Here the foster kitten Layla. I met her today and she is so cute! Why would anyone not want to keep this cat. I would, but I don't want her. 













































Non Flash version and flash version

Layla weights 4.2 Ibs. She doesn't know if thats normal..


----------



## konstargirl (Feb 4, 2011)

Here's a video of Layla. lol She's going to a new home this Sunday. lol


----------



## KittieLover (May 2, 2011)

Awww, Layla is sooo adorable lol!


----------



## konstargirl (Feb 4, 2011)

She is. =D I'm going to miss her though.

She's finally going to go to a new home this Sunday. Luckily I helped my older sister out and asked if anyone wanted her and one of my friends said yes. They are facebook friends too so they are going to work it out in terms of vet bills and hopefully getting her fixed. 
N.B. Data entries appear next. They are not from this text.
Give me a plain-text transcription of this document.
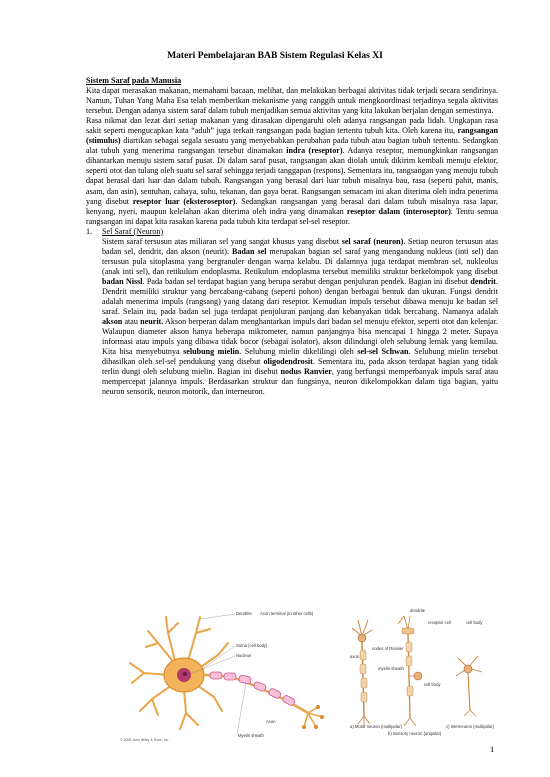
Materi Pembelajaran BAB Sistem Regulasi Kelas XI
Sistem Saraf pada Manusia

Kita dapat merasakan makanan, memahami bacaan, melihat, dan melakukan berbagai aktivitas tidak terjadi secara sendirinya. Namun, Tuhan Yang Maha Esa telah memberikan mekanisme yang canggih untuk mengkoordinasi terjadinya segala aktivitas tersebut. Dengan adanya sistem saraf dalam tubuh menjadikan semua aktivitas yang kita lakukan berjalan dengan semestinya.

Rasa nikmat dan lezat dari setiap makanan yang dirasakan dipengaruhi oleh adanya rangsangan pada lidah. Ungkapan rasa sakit seperti mengucapkan kata “aduh” juga terkait rangsangan pada bagian tertentu tubuh kita. Oleh karena itu, rangsangan (stimulus) diartikan sebagai segala sesuatu yang menyebabkan perubahan pada tubuh atau bagian tubuh tertentu. Sedangkan alat tubuh yang menerima rangsangan tersebut dinamakan indra (reseptor). Adanya reseptor, memungkinkan rangsangan dihantarkan menuju sistem saraf pusat. Di dalam saraf pusat, rangsangan akan diolah untuk dikirim kembali menuju efektor, seperti otot dan tulang oleh suatu sel saraf sehingga terjadi tanggapan (respons). Sementara itu, rangsangan yang menuju tubuh dapat berasal dari luar dan dalam tubuh. Rangsangan yang berasal dari luar tubuh misalnya bau, rasa (seperti pahit, manis, asam, dan asin), sentuhan, cahaya, suhu, tekanan, dan gaya berat. Rangsangan semacam ini akan diterima oleh indra penerima yang disebut reseptor luar (eksteroseptor). Sedangkan rangsangan yang berasal dari dalam tubuh misalnya rasa lapar, kenyang, nyeri, maupun kelelahan akan diterima oleh indra yang dinamakan reseptor dalam (interoseptor). Tentu semua rangsangan ini dapat kita rasakan karena pada tubuh kita terdapat sel-sel reseptor.

1.	Sel Saraf (Neuron)

Sistem saraf tersusun atas miliaran sel yang sangat khusus yang disebut sel saraf (neuron). Setiap neuron tersusun atas badan sel, dendrit, dan akson (neurit). Badan sel merupakan bagian sel saraf yang mengandung nukleus (inti sel) dan tersusun pula sitoplasma yang bergranuler dengan warna kelabu. Di dalamnya juga terdapat membran sel, nukleolus (anak inti sel), dan retikulum endoplasma. Retikulum endoplasma tersebut memiliki struktur berkelompok yang disebut badan Nissl. Pada badan sel terdapat bagian yang berupa serabut dengan penjuluran pendek. Bagian ini disebut dendrit. Dendrit memiliki struktur yang bercabang-cabang (seperti pohon) dengan berbagai bentuk dan ukuran. Fungsi dendrit adalah menerima impuls (rangsang) yang datang dari reseptor. Kemudian impuls tersebut dibawa menuju ke badan sel saraf. Selain itu, pada badan sel juga terdapat penjuluran panjang dan kebanyakan tidak bercabang. Namanya adalah akson atau neurit. Akson berperan dalam menghantarkan impuls dari badan sel menuju efektor, seperti otot dan kelenjar. Walaupun diameter akson hanya beberapa mikrometer, namun panjangnya bisa mencapai 1 hingga 2 meter. Supaya informasi atau impuls yang dibawa tidak bocor (sebagai isolator), akson dilindungi oleh selubung lemak yang kemilau. Kita bisa menyebutnya selubung mielin. Selubung mielin dikelilingi oleh sel-sel Schwan. Selubung mielin tersebut dihasilkan oleh sel-sel pendukung yang disebut oligodendrosit. Sementara itu, pada akson terdapat bagian yang tidak terlin dungi oleh selubung mielin. Bagian ini disebut nodus Ranvier, yang berfungsi memperbanyak impuls saraf atau mempercepat jalannya impuls. Berdasarkan struktur dan fungsinya, neuron dikelompokkan dalam tiga bagian, yaitu neuron sensorik, neuron motorik, dan interneuron.

Dendrite Axon terminal (to other cells)
Soma (cell body)
Nucleus
Axon
Myelin sheath
© 2005 John Wiley & Sons, Inc.
dendrite
receptor cell	cell body
nodes of Ranvier
axon
myelin sheath
cell body
a) Motor neuron (multipolar)
b) Sensory neuron (unipolar)
c) Interneuron (multipolar)
1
My search of a second cat continues..


----------



## KittieLover (May 2, 2011)

Oh that's good then!
Are you allowed to get a second cat?
It'll be great when you do. Remember, two is better than one!hehe


----------



## konstargirl (Feb 4, 2011)

OH my mom is cool with a second cat if we get SSI.( which that might take a while) I just have to concentrate on Misa right now.


----------



## KittieLover (May 2, 2011)

Yeah. Just a question; what does SSI mean? Sorry I forgot. lol


----------



## konstargirl (Feb 4, 2011)

Social Security Income. Long story. lol


----------



## Morquinn (May 2, 2011)

> Why would anyone not want to keep this cat. I would, but I don't want her


Did you read this? lol

BTW she is gorgeous!


----------



## konstargirl (Feb 4, 2011)

^Haha.. well She's cute, but a kitten will be too much for me especially for Misa because she may not tolerate kittens.

Anyway, Thank you.


----------



## Time Bandit (Aug 17, 2010)

She's so cute! I love calicos. :love2 That little brown spot on her front paw looks so kissable! XD

So today is the big day where she goes to her new home huh? Best of luck to her!


----------



## konstargirl (Feb 4, 2011)

Yeah. She's not at my sisters place anymore. She said that she doesn't mess her and was too clingy. She even treated her like she was another cat( She did that to me too. I can see why most people buy kittens in pairs) She remind of her too much like when Francis first came home.


----------



## KittieLover (May 2, 2011)

Oh is Layla gone to her new home already?


----------



## konstargirl (Feb 4, 2011)

Yeah. She went home today. Haha I guess it is easier to find kittens homes than adult cats.


----------



## KittieLover (May 2, 2011)

Yes, because these days, everyone wants kittens more than adult cats.
They want to have a longer time with their kittens.

BTW; Sending wishes to Layla and her new owner!


----------